Charlotte ist 43, gerade getrennt, die beiden Töchter gehen ins Ausland. Auf einmal wird es still um sie herum. Vieles, was ihr Leben bisher bestimmt hat, fällt weg. Der Roman begleitet sie genau in dieser Phase. Meist aus ihrer Perspektive erzählt, zwischendurch kommen Kapitel aus Sicht ihrer 16-jährigen Tochter Leni dazu, die ein Schuljahr in England verbringt.
Charlotte hat sich lange auf das Leben an der Seite ihres Mannes Marc eingerichtet. Er ist ein angesehener Anwalt, sorgt für den finanziellen Rahmen, sie bewegt sich darin. Botox-Behandlungen, teure Kleidung, ein großer Freundeskreis, der bei näherem Hinsehen wenig Tiefe hat. Als Marc sie bittet auszuziehen, landet sie spontan in einem kleinen Tiny House mit zwei männlichen Mitbewohnern. Ein ungewohnter Schritt, der sie zumindest äußerlich aus ihrem alten Leben herauslöst.
Das Haus am See bleibt im Kopf. Die ruhigen Tage, der Blick aufs Wasser, diese fast träge Sommerstimmung. Man sitzt gedanklich mit auf der Terrasse und versteht, warum Charlotte sich fragt, ob genau das schon reichen könnte.
Sie probiert sich aus, ohne wirklich anzukommen. Vorübergehend übernimmt sie eine Kneipe, weil der Besitzer schwer krank ist.

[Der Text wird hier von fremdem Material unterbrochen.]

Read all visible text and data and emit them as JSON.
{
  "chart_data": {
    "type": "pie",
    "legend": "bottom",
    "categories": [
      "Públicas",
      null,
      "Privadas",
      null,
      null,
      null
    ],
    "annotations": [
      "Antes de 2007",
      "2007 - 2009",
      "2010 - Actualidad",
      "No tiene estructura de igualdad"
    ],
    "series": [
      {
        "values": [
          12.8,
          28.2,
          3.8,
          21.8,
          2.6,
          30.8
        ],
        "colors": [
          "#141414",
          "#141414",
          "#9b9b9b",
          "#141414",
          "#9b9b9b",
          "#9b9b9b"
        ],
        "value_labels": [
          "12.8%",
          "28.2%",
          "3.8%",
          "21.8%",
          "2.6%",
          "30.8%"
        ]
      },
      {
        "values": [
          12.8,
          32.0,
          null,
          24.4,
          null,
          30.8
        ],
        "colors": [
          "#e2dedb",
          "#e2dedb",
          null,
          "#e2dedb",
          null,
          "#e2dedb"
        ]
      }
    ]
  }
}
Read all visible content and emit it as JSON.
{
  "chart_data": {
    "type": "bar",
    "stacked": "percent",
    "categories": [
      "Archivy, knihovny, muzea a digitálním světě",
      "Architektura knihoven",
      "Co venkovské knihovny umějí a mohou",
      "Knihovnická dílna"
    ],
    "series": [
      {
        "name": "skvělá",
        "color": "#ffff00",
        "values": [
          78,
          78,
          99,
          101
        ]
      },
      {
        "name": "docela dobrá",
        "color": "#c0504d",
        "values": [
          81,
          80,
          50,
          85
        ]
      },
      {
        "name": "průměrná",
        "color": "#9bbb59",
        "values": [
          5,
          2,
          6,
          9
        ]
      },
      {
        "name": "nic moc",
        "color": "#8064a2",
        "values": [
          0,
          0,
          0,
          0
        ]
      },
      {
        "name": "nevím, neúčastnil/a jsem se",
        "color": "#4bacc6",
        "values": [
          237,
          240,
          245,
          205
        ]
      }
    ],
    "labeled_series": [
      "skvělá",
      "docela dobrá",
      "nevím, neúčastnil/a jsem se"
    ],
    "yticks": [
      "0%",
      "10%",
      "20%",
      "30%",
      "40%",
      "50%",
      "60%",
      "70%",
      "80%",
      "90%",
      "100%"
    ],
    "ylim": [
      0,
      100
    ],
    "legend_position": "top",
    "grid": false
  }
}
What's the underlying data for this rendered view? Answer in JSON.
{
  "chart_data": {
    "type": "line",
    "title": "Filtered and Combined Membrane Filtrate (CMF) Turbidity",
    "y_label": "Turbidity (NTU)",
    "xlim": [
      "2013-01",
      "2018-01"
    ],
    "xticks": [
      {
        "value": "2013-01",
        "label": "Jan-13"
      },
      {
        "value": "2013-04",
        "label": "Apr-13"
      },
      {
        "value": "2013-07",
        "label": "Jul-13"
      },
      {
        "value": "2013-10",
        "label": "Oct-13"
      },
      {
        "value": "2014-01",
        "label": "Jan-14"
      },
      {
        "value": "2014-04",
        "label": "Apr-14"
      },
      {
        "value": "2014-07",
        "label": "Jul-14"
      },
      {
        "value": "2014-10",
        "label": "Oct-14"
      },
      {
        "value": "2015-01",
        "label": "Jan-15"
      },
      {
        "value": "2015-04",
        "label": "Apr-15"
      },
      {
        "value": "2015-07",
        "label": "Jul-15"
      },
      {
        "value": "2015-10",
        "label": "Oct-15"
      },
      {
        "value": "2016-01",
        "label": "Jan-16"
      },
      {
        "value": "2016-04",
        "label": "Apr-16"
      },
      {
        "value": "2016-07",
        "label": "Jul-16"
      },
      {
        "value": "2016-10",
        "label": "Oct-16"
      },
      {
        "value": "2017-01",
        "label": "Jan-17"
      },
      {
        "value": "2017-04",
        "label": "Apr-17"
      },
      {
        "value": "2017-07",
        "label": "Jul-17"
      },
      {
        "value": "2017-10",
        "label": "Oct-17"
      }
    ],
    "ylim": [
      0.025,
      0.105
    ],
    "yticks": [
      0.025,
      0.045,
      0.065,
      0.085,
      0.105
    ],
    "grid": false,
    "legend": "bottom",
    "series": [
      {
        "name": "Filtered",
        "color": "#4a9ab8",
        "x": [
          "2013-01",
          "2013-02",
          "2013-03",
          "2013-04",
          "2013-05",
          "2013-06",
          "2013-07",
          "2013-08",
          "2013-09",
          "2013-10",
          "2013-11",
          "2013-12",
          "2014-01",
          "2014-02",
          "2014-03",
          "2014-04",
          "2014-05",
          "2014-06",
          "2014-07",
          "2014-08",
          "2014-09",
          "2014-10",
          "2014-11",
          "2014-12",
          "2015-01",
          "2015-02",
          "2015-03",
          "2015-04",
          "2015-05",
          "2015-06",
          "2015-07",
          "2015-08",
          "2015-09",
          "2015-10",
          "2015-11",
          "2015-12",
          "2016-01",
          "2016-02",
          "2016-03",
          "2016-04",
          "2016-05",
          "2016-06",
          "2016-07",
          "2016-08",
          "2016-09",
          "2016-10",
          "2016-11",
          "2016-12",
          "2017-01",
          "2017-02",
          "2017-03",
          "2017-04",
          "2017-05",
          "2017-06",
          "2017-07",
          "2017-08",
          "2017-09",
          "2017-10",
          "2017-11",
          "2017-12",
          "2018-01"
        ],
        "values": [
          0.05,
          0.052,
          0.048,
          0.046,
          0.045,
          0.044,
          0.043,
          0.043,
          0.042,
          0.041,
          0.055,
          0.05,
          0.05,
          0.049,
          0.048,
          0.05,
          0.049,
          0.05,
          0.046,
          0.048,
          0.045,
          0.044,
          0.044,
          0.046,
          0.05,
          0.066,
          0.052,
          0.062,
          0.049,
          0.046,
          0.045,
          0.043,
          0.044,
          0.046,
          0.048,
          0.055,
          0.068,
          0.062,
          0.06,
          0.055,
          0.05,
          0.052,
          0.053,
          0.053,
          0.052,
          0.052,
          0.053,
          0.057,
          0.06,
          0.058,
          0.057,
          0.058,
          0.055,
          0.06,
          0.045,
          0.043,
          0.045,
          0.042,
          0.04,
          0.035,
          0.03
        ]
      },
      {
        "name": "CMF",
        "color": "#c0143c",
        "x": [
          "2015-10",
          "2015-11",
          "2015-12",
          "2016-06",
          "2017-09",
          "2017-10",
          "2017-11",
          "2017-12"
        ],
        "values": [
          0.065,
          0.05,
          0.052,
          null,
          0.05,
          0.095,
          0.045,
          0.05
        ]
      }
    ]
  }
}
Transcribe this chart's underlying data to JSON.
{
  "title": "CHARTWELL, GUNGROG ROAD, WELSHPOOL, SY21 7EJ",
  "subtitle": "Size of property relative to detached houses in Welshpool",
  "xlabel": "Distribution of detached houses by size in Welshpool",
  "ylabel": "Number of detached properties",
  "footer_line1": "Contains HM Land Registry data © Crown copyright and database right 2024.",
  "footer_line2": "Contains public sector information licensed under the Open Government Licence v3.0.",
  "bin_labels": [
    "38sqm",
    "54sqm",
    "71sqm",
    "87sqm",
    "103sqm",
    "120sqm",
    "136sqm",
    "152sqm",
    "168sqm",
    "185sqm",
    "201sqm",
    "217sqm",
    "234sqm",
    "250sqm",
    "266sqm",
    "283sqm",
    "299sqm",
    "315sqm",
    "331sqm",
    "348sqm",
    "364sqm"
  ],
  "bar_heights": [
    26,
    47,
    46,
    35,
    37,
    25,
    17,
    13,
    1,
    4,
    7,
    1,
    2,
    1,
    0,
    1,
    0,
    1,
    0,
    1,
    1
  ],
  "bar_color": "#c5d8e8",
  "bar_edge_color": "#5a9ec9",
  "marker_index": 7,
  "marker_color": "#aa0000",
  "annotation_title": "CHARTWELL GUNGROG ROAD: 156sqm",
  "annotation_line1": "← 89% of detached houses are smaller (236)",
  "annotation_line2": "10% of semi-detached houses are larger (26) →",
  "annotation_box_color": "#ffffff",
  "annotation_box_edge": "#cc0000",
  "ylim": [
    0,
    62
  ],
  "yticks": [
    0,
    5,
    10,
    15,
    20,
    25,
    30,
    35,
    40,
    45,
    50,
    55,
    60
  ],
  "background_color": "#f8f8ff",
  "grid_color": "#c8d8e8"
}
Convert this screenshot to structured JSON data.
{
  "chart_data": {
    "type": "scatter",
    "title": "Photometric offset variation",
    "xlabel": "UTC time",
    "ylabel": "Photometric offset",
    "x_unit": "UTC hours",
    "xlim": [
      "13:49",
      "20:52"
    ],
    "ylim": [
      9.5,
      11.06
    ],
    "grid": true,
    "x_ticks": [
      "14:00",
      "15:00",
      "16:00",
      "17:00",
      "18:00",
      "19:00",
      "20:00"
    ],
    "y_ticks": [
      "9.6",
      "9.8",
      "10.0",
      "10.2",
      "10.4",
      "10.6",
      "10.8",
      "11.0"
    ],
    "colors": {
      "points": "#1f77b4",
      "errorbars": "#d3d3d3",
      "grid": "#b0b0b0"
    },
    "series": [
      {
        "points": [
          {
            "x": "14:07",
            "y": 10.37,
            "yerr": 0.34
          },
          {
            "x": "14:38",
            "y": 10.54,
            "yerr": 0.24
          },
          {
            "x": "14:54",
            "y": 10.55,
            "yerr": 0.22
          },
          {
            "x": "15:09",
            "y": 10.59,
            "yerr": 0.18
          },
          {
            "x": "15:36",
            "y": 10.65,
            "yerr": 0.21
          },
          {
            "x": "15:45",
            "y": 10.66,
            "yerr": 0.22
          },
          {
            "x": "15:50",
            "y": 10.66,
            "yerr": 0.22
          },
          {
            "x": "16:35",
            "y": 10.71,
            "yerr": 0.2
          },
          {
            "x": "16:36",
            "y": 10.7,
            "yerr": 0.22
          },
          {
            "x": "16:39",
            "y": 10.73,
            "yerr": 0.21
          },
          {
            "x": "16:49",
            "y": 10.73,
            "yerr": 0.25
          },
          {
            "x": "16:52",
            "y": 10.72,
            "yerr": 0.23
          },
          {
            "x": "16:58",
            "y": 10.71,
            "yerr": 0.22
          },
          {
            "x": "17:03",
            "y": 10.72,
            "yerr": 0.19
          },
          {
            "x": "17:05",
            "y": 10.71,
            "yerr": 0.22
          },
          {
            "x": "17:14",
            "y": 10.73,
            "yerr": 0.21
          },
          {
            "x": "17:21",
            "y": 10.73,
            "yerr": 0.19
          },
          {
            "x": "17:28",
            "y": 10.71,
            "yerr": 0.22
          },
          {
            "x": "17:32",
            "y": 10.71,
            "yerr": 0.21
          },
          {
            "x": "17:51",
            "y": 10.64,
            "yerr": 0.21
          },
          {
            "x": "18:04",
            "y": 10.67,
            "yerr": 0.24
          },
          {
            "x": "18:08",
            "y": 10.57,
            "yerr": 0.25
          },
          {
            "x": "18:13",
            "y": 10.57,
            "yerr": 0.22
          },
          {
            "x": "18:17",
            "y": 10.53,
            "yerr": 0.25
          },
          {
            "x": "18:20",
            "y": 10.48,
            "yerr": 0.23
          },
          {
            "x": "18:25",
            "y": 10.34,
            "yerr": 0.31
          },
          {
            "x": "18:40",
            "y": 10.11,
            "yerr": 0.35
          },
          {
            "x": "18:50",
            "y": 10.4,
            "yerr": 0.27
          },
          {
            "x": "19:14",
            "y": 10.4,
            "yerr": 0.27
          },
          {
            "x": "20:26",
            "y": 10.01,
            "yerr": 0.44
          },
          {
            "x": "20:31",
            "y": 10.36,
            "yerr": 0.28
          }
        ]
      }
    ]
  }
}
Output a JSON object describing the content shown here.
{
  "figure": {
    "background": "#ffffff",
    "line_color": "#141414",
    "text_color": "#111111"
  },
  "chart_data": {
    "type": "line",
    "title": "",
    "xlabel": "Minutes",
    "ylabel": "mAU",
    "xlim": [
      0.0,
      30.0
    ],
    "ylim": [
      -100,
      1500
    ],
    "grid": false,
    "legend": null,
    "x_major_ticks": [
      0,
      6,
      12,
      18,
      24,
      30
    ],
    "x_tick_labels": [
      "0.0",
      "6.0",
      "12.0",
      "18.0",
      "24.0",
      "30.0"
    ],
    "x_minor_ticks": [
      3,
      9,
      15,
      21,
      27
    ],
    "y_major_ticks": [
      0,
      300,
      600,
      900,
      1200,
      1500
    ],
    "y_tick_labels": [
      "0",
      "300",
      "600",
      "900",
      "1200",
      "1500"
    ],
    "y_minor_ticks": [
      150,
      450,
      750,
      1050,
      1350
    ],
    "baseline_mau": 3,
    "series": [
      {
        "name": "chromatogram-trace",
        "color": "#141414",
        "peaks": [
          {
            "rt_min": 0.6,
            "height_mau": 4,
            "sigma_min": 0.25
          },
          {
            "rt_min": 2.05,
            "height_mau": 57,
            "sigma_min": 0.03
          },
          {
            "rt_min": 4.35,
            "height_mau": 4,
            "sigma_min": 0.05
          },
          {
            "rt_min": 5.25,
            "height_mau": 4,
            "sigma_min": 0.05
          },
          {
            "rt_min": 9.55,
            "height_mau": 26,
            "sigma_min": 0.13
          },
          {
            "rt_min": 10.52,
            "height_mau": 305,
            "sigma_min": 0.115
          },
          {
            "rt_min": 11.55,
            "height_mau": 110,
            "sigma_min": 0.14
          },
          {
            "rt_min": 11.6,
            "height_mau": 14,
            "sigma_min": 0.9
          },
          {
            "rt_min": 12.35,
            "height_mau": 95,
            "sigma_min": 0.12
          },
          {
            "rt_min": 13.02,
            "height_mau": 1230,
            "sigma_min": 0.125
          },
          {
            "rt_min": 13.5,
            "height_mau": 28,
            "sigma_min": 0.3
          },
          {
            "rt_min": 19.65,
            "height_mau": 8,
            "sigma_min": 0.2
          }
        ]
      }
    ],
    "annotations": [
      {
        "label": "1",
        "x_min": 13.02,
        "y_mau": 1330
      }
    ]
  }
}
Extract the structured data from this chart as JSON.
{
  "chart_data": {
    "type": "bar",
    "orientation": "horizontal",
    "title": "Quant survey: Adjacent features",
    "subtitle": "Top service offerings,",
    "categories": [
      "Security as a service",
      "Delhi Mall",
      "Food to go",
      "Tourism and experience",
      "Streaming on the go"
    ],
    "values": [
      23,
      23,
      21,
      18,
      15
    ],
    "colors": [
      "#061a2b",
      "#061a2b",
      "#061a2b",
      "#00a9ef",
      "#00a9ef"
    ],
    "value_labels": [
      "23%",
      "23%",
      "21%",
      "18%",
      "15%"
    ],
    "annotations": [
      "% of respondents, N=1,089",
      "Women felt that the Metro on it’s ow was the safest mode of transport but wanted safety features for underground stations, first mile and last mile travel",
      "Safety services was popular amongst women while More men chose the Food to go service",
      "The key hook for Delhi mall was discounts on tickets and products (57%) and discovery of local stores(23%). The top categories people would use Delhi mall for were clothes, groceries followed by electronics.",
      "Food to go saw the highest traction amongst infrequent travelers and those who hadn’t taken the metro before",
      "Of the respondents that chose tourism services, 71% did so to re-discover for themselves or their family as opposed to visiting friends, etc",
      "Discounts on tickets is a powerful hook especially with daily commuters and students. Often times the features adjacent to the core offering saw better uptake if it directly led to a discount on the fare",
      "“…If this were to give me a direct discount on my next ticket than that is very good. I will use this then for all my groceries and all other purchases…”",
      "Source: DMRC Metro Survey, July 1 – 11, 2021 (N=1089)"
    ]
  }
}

Doch es wirkt eher wie eine Gelegenheit, die sich ergibt, als etwas, das sie wirklich will. Überhaupt bleibt Charlotte oft auf Abstand. Ihr Verhalten wirkt stellenweise unsensibel, sie reflektiert wenig, vieles läuft weiter wie gewohnt. Auch ihre Freundschaften bleiben eher oberflächlich, genauso wie ihre finanzielle Abhängigkeit von Marc kaum hinterfragt wird.
Erst durch Mo kommt Bewegung in die Geschichte. Der Kioskbesitzer bringt eine andere Art mit. Direkt, nicht geschniegelt, mit klaren Kanten. In seinen Szenen zeigt Charlotte mehr von sich, wird greifbarer und verliert etwas von ihrer Überheblichkeit. Diese Begegnungen gehören zu den stärksten Momenten im Buch.
Die Kapitel aus Lenis Sicht lesen sich flüssig und greifen typische Erfahrungen eines Auslandsjahres auf. Sie stehen jedoch ein wenig neben Charlottes Geschichte und wirken eher wie ein eigener Strang, der nicht ganz zur eigentlichen Ausrichtung des Romans passt.
Das Ende geht einen ruhigeren Weg. Kein klassisches Happy End, sondern ein vorsichtiges Innehalten. Der Blick richtet sich mehr auf Charlotte selbst als auf eine neue Beziehung. Das passt zur Geschichte. Gleichzeitig bleibt ein Punkt offen, der über weite Strecken mitläuft. Charlotte löst sich nicht wirklich aus ihrer alten Abhängigkeit. Sie richtet sich neu ein, aber sie steht nicht klar auf eigenen Beinen. Gerade nach allem, was vorher angedeutet wird, fühlt sich das unvollständig an.
Fazit:
Gut lesbar und atmosphärisch stimmig, mit ruhigen & sommerlichen Bildern. Gleichzeitig fehlt es der Entwicklung an Konsequenz. Charlotte bleibt schwer greifbar, für mich unsympathisch. Mo bringt spürbar mehr Leben hinein, kann das aber nicht ganz ausgleichen. Insgesamt ein Roman, der sich angenehm liest, aber schnell vergessen ist.